Destination : 204 , A contre courant


Je suis un méchant

J'ai su, dès que j'étais petit, que j'étais un méchant et que je serai toujours un méchant. C'est d'abord l'affirmation de ma grand-mère lorsqu'elle s'est penchée sur mon berceau. Il parait que j'ai fait un grand vomi lorsqu'elle a approché son énorme face de ma minuscule bouille chiffonnée. Elle s'est brutalement relevée en proclamant doctement : "C'est un méchant enfant". Père aurait dit "Oh mère vous croyez ?" et ma pauvre mère pâle et insipide comme un haricot blanc aurait fondu en larmes.



Et cela a continué, la moindre de mes sottises ou de mes espiègleries entraînaient immanquablement : "Il ne changera jamais, il est méchant dans l'âme".



Pendant longtemps je ne me suis pas posé de question, j'étais méchant, bon voilà c'était comme çà, c'était comme être roux ou boiteux ou bégayer. Je n'avais pas choisi.

Le bon Dieu avait planté son gros pouce au beau milieu de mon front et il avait murmuré dans sa grande clairvoyance : "celui là sera un méchant".



Je ne fréquentais que les mauvais garçons juste pour qu'ils me racontent leurs exploits. Moi, je n'ai jamais commis d'actes pervers ou odieux, pas la peine je n'avais rien à prouver.

Comme j'avais une belle écriture et une excellente mémoire je notais tout dans un cahier. Ils étaient fiers, ils m'appelaient le greffier. J'immortalisais leurs méfaits.

J'avais sans doute mal caché mes cahiers car un jour ma mère, toujours pâle et insipide comme un haricot blanc, les trouva. A leur lecture elle faillit mourir d''apoplexie. Elle les tendit d'une main molle tremblante à mon père. Le succès fut immédiat. Des coups de cane me zébrèrent le dos, régime soupe et pain dans ma chambre, inscription immédiate dans une école spéciale redressement du caractère.



C'était un lieu extraordinaire où je rencontrais plus méchant que moi. Une délectation que je continuais à confier à des cahiers. Comme j'étais bon élève et qu'en bon et intelligent méchant je savais parfaitement conduire ma barque, je n'eus pas trop à souffrir.



Et puis un jour j'eus quatorze ans. C'était durant les grandes vacances. Nous recevions cousins et cousines car ma famille possédait outre des jardins et des vergés, un espace forestier accidenté parcouru de cours d'eau. Ma cousine Cybèle s'était faite accompagnée d'une amie de longue date. Une sorte d'apparence blonde et délicate qui chantait et dansait. Au cours d'une promenade, se prenant pour une biche, elle faillit se rompre le cou. Heureusement j'ai là tout près et je la sauvais. Enlacés, nos cœurs battant, elle murmura à mon oreille "Comme vous êtes gentil !" J'étais stupéfait. Un méchant pouvait-il devenir gentil ? Rien n'était donc irrémédiable ?

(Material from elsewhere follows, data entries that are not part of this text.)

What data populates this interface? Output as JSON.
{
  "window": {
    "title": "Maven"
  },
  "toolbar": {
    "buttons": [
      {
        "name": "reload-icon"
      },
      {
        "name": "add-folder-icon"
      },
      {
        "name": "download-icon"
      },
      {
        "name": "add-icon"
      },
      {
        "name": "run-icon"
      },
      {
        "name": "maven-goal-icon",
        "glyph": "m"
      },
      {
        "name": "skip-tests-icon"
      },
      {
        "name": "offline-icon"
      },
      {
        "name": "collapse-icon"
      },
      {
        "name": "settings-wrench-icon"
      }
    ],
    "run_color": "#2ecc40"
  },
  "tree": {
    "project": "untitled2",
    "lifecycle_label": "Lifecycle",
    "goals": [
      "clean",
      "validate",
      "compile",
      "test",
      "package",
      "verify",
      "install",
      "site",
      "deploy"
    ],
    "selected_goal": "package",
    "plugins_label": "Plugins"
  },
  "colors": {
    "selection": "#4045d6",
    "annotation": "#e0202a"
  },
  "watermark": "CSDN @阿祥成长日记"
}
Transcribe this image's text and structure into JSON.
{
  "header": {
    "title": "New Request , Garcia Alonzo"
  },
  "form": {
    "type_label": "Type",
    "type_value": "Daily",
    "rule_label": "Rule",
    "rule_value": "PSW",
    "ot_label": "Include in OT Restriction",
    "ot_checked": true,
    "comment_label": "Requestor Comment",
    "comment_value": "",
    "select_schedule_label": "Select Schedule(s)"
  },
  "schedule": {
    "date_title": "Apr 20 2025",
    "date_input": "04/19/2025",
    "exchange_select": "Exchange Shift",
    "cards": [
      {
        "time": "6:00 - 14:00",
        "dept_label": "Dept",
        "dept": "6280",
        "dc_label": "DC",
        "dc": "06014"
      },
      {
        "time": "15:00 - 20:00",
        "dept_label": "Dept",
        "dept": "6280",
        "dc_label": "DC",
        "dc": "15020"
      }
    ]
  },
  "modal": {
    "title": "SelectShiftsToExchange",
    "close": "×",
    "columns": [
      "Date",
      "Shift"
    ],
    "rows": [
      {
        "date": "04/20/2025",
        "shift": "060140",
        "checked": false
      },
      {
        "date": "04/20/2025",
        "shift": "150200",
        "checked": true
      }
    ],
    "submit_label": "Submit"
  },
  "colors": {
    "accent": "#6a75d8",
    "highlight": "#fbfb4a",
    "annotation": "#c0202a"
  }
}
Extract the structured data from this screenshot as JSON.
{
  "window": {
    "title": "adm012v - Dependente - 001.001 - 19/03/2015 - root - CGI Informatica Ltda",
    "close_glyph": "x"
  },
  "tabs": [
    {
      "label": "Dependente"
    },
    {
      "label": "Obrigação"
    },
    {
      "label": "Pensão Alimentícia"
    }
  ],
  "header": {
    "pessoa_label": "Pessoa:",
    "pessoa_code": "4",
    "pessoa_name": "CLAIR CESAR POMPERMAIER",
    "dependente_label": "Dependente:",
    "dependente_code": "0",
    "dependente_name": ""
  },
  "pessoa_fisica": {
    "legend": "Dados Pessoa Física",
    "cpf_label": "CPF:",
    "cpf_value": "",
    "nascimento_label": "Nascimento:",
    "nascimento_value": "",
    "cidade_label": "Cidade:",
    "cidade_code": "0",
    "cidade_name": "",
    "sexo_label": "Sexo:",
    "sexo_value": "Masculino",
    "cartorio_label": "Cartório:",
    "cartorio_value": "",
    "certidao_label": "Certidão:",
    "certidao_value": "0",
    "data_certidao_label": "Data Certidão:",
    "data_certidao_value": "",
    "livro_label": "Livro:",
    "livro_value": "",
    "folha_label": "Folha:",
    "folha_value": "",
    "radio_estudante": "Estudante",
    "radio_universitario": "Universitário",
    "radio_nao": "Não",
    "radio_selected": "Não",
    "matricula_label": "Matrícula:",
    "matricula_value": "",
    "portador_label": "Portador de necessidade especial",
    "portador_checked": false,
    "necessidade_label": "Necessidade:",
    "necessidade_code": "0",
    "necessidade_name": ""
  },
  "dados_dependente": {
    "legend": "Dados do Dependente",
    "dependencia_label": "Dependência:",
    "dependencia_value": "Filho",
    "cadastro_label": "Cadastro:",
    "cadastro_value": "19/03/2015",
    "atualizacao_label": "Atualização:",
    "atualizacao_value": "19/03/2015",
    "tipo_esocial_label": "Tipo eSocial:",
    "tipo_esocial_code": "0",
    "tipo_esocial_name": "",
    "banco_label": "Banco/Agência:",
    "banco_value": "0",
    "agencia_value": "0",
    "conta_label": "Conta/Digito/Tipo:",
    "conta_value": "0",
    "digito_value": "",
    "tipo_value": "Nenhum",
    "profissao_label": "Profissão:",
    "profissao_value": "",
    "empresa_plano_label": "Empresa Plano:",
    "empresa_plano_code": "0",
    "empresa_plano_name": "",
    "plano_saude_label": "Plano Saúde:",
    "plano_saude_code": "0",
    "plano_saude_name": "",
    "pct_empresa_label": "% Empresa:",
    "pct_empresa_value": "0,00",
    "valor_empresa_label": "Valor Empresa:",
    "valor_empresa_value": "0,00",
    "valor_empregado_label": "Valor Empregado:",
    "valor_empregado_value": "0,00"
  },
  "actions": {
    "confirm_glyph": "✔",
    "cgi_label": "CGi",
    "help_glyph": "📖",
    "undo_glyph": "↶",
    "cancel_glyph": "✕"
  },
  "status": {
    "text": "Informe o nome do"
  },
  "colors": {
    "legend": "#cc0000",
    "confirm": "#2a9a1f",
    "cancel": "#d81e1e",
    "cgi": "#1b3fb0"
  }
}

Elle fut mon premier amour. Je frissonnais lorsqu'elle disait " Vous vous êtes le plus gentil au monde. N'écoutez pas ce que dises les autres. Ils ne vous connaissent pas".



L'amour m'avait-t-il métamorphosé ?

Sommes-nous bons ou méchants par nature ?

Sont-ce les évènements qui font des nous des êtres de bonté ou de méchanceté ?



Je suis devenu avocat pour élucider toutes ces questions.